Members of the Boys were imprisoned in a network of ghettos by the Nazis across eastern Europe between 1939-45.
The Boys were teenage and child-Holocaust survivors, who were brought to the UK after the war for rest and rehabilitation.
The Boys and their families were forced to move from their homes and were held in ghettos in Nazi controlled Czechoslovakia, Latvia, Lithuania and Poland, where they spent years living in dire conditions. The ghettos were not designed for the vast numbers of people forced to find space to live within them. As a result, multiple families shared cramped and insanitary accommodation.
Wieluń is a small town in south-central Poland 62 kilometres northwest of Częstochowa.
Overview
In the spring of 1941, the Germans established a ghetto in Wieluń, located in the area of Plac Targowy, Targowa, Krakowski Zaułek, Kilińskiego streets. Around 7,000 Jews were imprisoned inside it.
Life in the ghetto
The conditions were harsh. People lived on starvation rations in poor sanitary conditions and severe over crowding.
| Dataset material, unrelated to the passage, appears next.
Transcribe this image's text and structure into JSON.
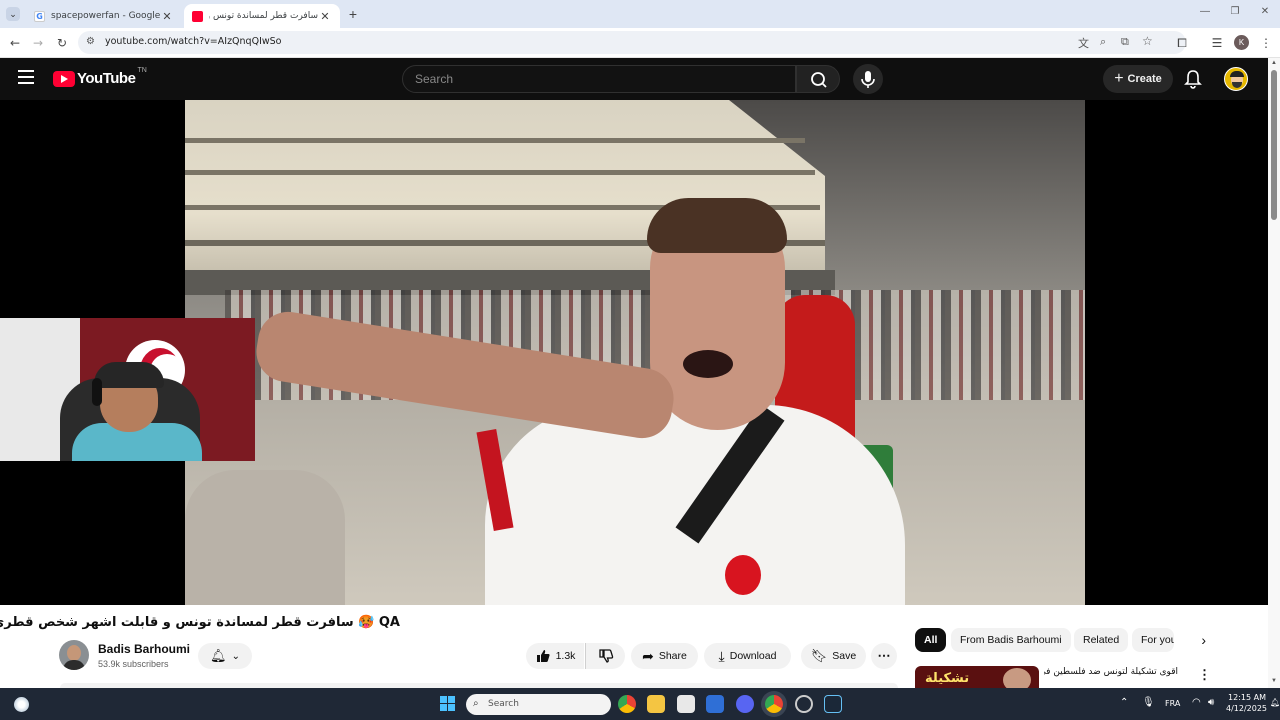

The mortality rate caused by infectious diseases was extremely high. There were summary executions in the ghetto – in the winter of 1942, the Germans hanged ten people in the square between Różana and Palestrancka streets.
Deportations
The liquidation of the Wieluń ghetto took place in August 1942. At this point a number of Jews were also brought to Wieluń from nearby towns, including Bolesławiec.
About 5,000 Jews were held in terrible conditions in the church without food or water. A number of them, especially the elderly and sick, died of exhaustion or were murdered by the SS. After a week, representatives of the Gestapo and the German Ghetto Administration (Gettoverwaltung, GV) in Łódź selected about 900 people (of which about 250 were from Wieluń) for forced labor in the Łódź ghetto.
The vast majority Jews were transported to the extermination camp in Chełmno, where they were murdered in gas vans.